Questa dote fondamentale interpella il ministro del
Signore sulla propria formazione umana e spirituale: in varie parti
Crisostomo annota la diversità tra le virtù monastiche riguardanti un
cristiano che deve vivere in solitudine o, al più con pochi altri, e
quelle del sacerdote che deve essere l’uomo delle relazioni con gli
altri.
Al § 12 del libro III leggiamo: “Ho conosciuto molti
che per tutta la vita erano stati rinchiusi e si consumavano nei
digiuni i quali, sino a quando stavano per sé soli e attendevano a loro
stessi, furono meritevoli del Signore e ogni giorno aggiungevano una
parte non piccola alla perfezione.

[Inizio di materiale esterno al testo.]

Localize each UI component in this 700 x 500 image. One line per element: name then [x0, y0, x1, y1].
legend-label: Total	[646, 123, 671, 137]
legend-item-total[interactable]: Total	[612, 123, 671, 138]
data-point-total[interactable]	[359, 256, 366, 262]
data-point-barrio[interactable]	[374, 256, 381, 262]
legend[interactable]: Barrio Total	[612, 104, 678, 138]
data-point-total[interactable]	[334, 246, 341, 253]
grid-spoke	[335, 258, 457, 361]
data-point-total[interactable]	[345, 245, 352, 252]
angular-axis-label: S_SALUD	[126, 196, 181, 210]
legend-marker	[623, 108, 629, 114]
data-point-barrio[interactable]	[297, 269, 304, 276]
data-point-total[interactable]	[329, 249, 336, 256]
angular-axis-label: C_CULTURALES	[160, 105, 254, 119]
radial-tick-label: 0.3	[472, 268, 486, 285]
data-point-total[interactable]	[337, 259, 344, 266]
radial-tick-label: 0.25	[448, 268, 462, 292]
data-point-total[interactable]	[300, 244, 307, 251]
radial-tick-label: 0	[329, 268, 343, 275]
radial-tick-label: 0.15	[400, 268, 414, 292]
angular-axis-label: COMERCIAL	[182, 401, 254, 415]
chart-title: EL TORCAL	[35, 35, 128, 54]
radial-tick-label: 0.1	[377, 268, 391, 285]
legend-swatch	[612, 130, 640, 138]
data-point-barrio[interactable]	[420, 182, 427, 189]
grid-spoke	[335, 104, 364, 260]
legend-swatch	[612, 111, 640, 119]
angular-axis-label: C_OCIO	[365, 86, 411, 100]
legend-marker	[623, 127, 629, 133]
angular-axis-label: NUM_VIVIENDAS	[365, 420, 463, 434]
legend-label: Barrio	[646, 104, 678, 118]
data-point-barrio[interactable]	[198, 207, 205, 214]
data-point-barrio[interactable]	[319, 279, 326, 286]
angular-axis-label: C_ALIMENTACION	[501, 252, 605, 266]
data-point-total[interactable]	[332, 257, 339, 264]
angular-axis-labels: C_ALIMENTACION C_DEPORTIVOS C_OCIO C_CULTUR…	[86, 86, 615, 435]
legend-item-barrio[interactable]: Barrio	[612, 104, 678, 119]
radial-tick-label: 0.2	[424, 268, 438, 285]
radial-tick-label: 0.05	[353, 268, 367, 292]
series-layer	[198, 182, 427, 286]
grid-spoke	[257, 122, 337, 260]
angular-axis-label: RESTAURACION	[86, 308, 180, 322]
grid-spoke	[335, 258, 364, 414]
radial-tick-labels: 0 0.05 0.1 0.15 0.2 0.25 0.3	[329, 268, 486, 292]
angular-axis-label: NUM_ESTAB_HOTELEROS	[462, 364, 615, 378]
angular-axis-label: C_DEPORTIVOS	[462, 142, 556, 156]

Non appena vennero tra la massa e
furono costretti a correggere le stoltezze dei molti, alcuni sin da
principio erano impari a quest’opera. Altri forzati a rimanere, deposta
la diligenza iniziale, si procurarono molti guai senza recare alcun
giovamento
alle persone …”.
alle persone …”.
Il Crisostomo, pur essendo stato entusiasta della
vita monastica, è votato al sacerdozio. Egli stesso dice che, se per un
servizio ecclesiale più fecondo, gli si fosse lasciata la scelta tra
il governo della Chiesa e la vita monastica, avrebbe preferito mille
volte il governo della Chiesa (cf libro VI, § 5). A questo punto però
non si comprende più la sua fuga dalla carica episcopale, evento che ha
dato spunto al dialogo con Basilio e quindi all’opera: solo la sua
profonda umiltà e la sua autentica santità ci illuminano su questa
apparente contraddizione che egli stesso avrà risolto quotidianamente
tenendo presente le sue umane povertà e il suo grande amore per Cristo
al fine di servire al meglio il gregge affidato alle sue cure.
Conclusione
Emerge chiaramente da questa rassegna il senso di
servizio e di responsabilità con cui al tempo del Crisostomo veniva
esercitata l’autorità nella Chiesa: un punto di riferimento validissimo
ancora per noi oggi. Il nostro S. Padre ci affascina con il suo
argomentare così vicino a noi e così concreto da sembrare il frutto di
una riflessione prolungata su una vasta esperienza di vita e di
ministero episcopale. Tant’è che non sono mancati i tentativi di
collocare la datazione di quest’opera quasi alla conclusione della sua
vita terrena: tentativi falliti che ne accrescono il fascino misterioso
e la simpatia anche in noi lettori del XXI secolo.